Planned Jurassica dinosaur museum could bring in £20m

Jurassica design Image copyright Azureus Design
Image caption Preliminary designs have been drawn up for the subterranean geological park

A charity behind a planned underground dinosaur museum on the Jurassic Coast believes the attraction would bring £20m into the local economy every year.

The £80m attraction, called Jurassica, would be built in a 40m (132ft) deep limestone quarry in Portland, Dorset.

Science journalist Mike Hanlon, behind the idea, said: "Jurassica has the potential to create something of global significance."

If it goes ahead, an estimated 500,000-600,000 annual visitors are expected.

It could be completed by 2020, creating more than 150 full-time jobs.

Featuring a lid-like roof, Jurassica would span about 100m, about a third the size of the Millennium Dome.

Comparable with the Eden Project, it would house robot swimming plesiosaurs, fossils and interactive displays.

Mr Hanlon said: "Jurassica will put Dorset on the global map; a real focus that will drive tourism upwards and pour more than £20m into the county's businesses every year."

Dorset Chamber of Commerce said the travel infrastructure to the attraction would be fundamental to its success. The charity is currently carrying out a £30,000 traffic impact study.

Ian Girling, chief executive of Dorset Chamber of Commerce said: "There's no doubt its going to be a tremendous boost for Weymouth and Portland.

Image copyright Azureus Design
Image caption It will feature an aquarium with animatronic dinosaurs

"This is a really bold innovative project that could be fantastic for the whole of the county."

Bournemouth University is conducting an economic study to determine the attraction's connections with other sectors of the economy and its likely impact.

Prof John Fletcher, pro-vice chancellor for research and innovation at the university, said the attraction would make a "significant contribution" to the local economy.

He added it would "broaden the visitor season through its international and educational pull".

Sir David Attenborough is patron of the project and the Eden Project's Sir Tim Smit is its trustee.

The project was awarded £300,000 in July from the Local Enterprise Partnership for a feasibility study and a lottery funding application.

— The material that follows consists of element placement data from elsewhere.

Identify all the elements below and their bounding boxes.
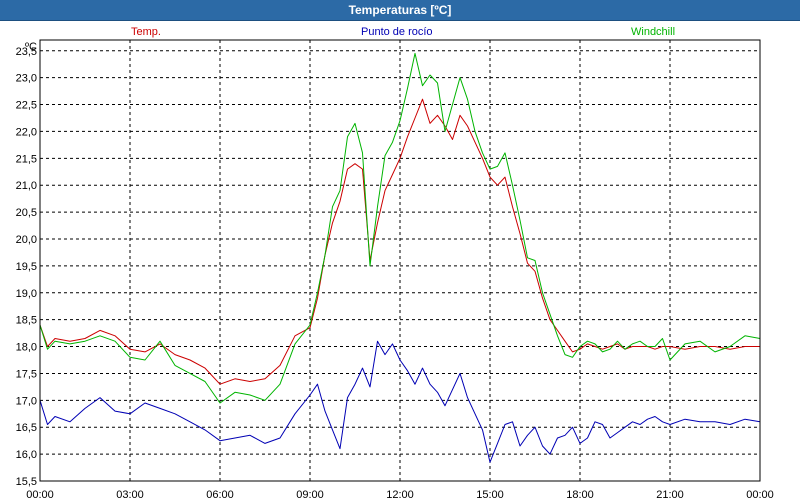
legend-windchill: Windchill [631,26,676,38]
y-tick-label: 19,0 [16,288,37,300]
x-tick-time: 00:00 [26,489,54,500]
y-tick-label: 21,0 [16,180,37,192]
y-tick-label: 16,5 [16,422,37,434]
y-tick-label: 23,5 [16,46,37,58]
y-tick-label: 22,5 [16,100,37,112]
x-tick-time: 06:00 [206,489,234,500]
series-line-dewpoint [39,340,761,463]
y-tick-label: 19,5 [16,261,37,273]
y-tick-label: 15,5 [16,476,37,488]
y-tick-label: 17,5 [16,368,37,380]
temperature-chart: ºC 15,5 16,0 16,5 17,0 17,5 18,0 18,5 19,0 19,5 2… [16,39,774,500]
legend-temp: Temp. [131,26,161,38]
y-tick-label: 21,5 [16,153,37,165]
y-tick-label: 16,0 [16,449,37,461]
y-tick-label: 20,5 [16,207,37,219]
x-tick-time: 09:00 [296,489,324,500]
grid [40,40,760,482]
y-tick-label: 17,0 [16,395,37,407]
y-tick-labels: 15,5 16,0 16,5 17,0 17,5 18,0 18,5 19,0 19,5 20,0… [16,46,37,488]
window-title: Temperaturas [ºC] [348,3,452,17]
y-axis-unit: ºC [25,41,37,53]
y-tick-label: 18,0 [16,342,37,354]
x-tick-time: 18:00 [566,489,594,500]
series-lines [39,52,761,463]
legend-dewpoint: Punto de rocío [361,26,433,38]
y-tick-label: 20,0 [16,234,37,246]
x-tick-labels: 00:0010/08/2603:0010/08/2606:0010/08/260… [26,489,774,500]
x-tick-time: 12:00 [386,489,414,500]
x-tick-time: 21:00 [656,489,684,500]
plot-frame [39,39,761,482]
x-tick-time: 00:00 [746,489,774,500]
y-tick-label: 22,0 [16,126,37,138]
x-tick-time: 15:00 [476,489,504,500]
series-line-windchill [39,52,761,404]
title-bar: Temperaturas [ºC] [0,0,800,21]
y-tick-label: 18,5 [16,315,37,327]
x-tick-time: 03:00 [116,489,144,500]
y-tick-label: 23,0 [16,73,37,85]
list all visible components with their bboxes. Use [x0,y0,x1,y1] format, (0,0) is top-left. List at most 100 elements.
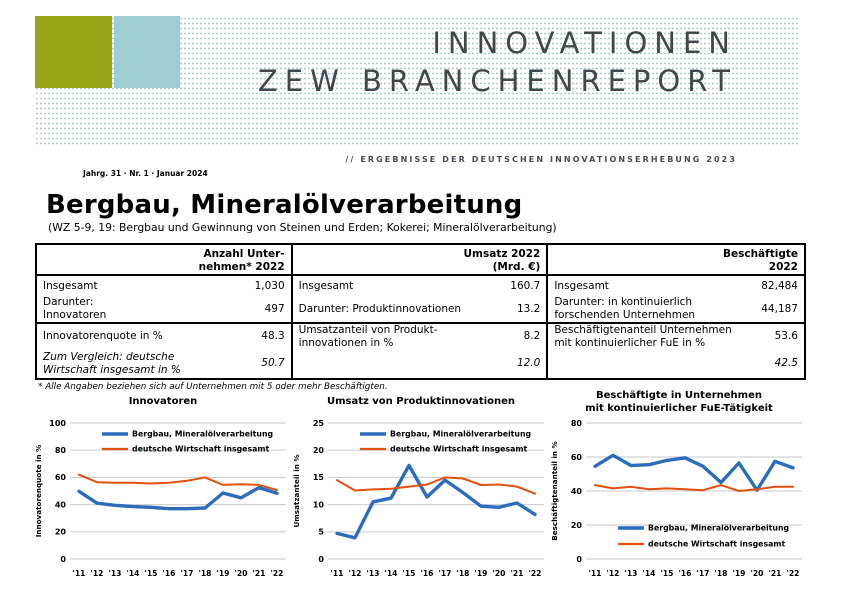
svg-text:Bergbau, Mineralölverarbeitung: Bergbau, Mineralölverarbeitung [390,430,531,439]
table-row: Insgesamt 160.7 [293,276,547,296]
table-row-comparison: Zum Vergleich: deutsche Wirtschaft insge… [37,349,291,378]
svg-text:20: 20 [313,446,325,455]
row-value: 497 [264,302,285,315]
svg-text:'22: '22 [787,569,800,578]
svg-text:20: 20 [571,521,583,530]
svg-text:Bergbau, Mineralölverarbeitung: Bergbau, Mineralölverarbeitung [132,430,273,439]
svg-text:'13: '13 [109,569,122,578]
svg-text:60: 60 [571,453,583,462]
svg-text:0: 0 [318,555,324,564]
svg-text:'18: '18 [715,569,728,578]
table-row: Darunter: in kontinuierlich forschenden … [548,296,804,324]
svg-text:'11: '11 [589,569,602,578]
svg-text:100: 100 [49,419,66,428]
svg-text:80: 80 [571,419,583,428]
svg-text:'15: '15 [145,569,158,578]
svg-text:'19: '19 [733,569,746,578]
svg-text:'19: '19 [475,569,488,578]
svg-text:'17: '17 [697,569,710,578]
svg-text:'18: '18 [199,569,212,578]
row-value: 12.0 [516,357,541,370]
chart-beschaeftigte: Beschäftigte in Unternehmen mit kontinui… [550,389,808,585]
row-label: Beschäftigtenanteil Unternehmen mit kont… [554,323,732,349]
row-label: Darunter: Produktinnovationen [298,302,462,315]
table-row: Insgesamt 1,030 [37,276,291,296]
row-label: Umsatzanteil von Produkt- innovationen i… [298,323,438,349]
row-value: 48.3 [261,330,285,343]
svg-text:'16: '16 [163,569,176,578]
svg-text:'19: '19 [217,569,230,578]
row-value: 1,030 [254,279,285,292]
svg-text:Umsatzanteil in %: Umsatzanteil in % [292,454,301,527]
svg-text:Beschäftigtenanteil in %: Beschäftigtenanteil in % [550,441,559,540]
column-header: Umsatz 2022 (Mrd. €) [292,245,547,276]
kpi-table: Anzahl Unter- nehmen* 2022 Insgesamt 1,0… [35,243,806,380]
svg-text:'15: '15 [403,569,416,578]
chart-title: Beschäftigte in Unternehmen mit kontinui… [585,389,773,415]
svg-text:'20: '20 [493,569,506,578]
svg-text:'11: '11 [73,569,86,578]
row-label: Insgesamt [554,279,609,292]
svg-text:25: 25 [313,419,325,428]
line-chart-umsatz: 0 5 10 15 20 25 '11 '12 '13 '14 '15 '16 '17 '18 '19 '20… [292,419,544,578]
svg-text:0: 0 [576,555,582,564]
svg-text:60: 60 [55,473,67,482]
table-row: Umsatzanteil von Produkt- innovationen i… [293,324,547,349]
row-value: 42.5 [774,357,798,370]
svg-text:'14: '14 [643,569,656,578]
svg-text:'13: '13 [367,569,380,578]
chart-title: Umsatz von Produktinnovationen [326,396,516,408]
masthead-subtitle: // ERGEBNISSE DER DEUTSCHEN INNOVATIONSE… [345,155,737,164]
row-value: 13.2 [516,302,541,315]
svg-text:80: 80 [55,446,67,455]
svg-text:10: 10 [313,500,325,509]
row-label: Innovatorenquote in % [43,330,163,343]
row-value: 8.2 [523,330,541,343]
svg-text:'17: '17 [439,569,452,578]
svg-text:40: 40 [55,500,67,509]
zew-logo-blue-block [114,16,180,88]
svg-text:'17: '17 [181,569,194,578]
line-chart-innovatoren: 0 20 40 60 80 100 '11 '12 '13 '14 '15 '16 '17 '18 '19 '… [34,419,286,578]
row-value: 50.7 [261,357,285,370]
row-label: Insgesamt [43,279,98,292]
svg-text:'21: '21 [769,569,782,578]
row-label: Darunter: in kontinuierlich forschenden … [554,296,696,321]
svg-text:'14: '14 [127,569,140,578]
svg-text:5: 5 [318,528,324,537]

In November, the charity put in a first round funding bid for a £16m Heritage Lottery Fund Award. The outcome of the bid is expected in April.

The 153 km (95 mile) Jurassic Coast, which begins in East Devon and stretches to Old Harry Rocks near Swanage in Dorset, attracts about 12-15 million visitors a year.

The Jurassic Coast is considered the only single site in the world that displays evidence of millions of years of the earth's history, exposed in layers of rock in its cliffs.

It contains three periods: Triassic, Jurassic and Cretaceous.

Visitor numbers to top paid-for England attractions in 2013

  • Stonehenge, Wiltshire - 1,241,296
  • Canterbury Cathedral, Kent - 1,001,266
  • Roman Baths, Bath - 996,143
  • RHS Garden Wisley, Surrey - 964,078
  • Eden Project, Cornwall - 858,897
  • Portsmouth Historic Dockyard, Hampshire - 674,434

Source: Visit England

This article was amended on 29 September 2015 after a clerical error by the Jurassic team led to incorrect projected visitor numbers being stated in a report by Weymouth and Portland Borough Council.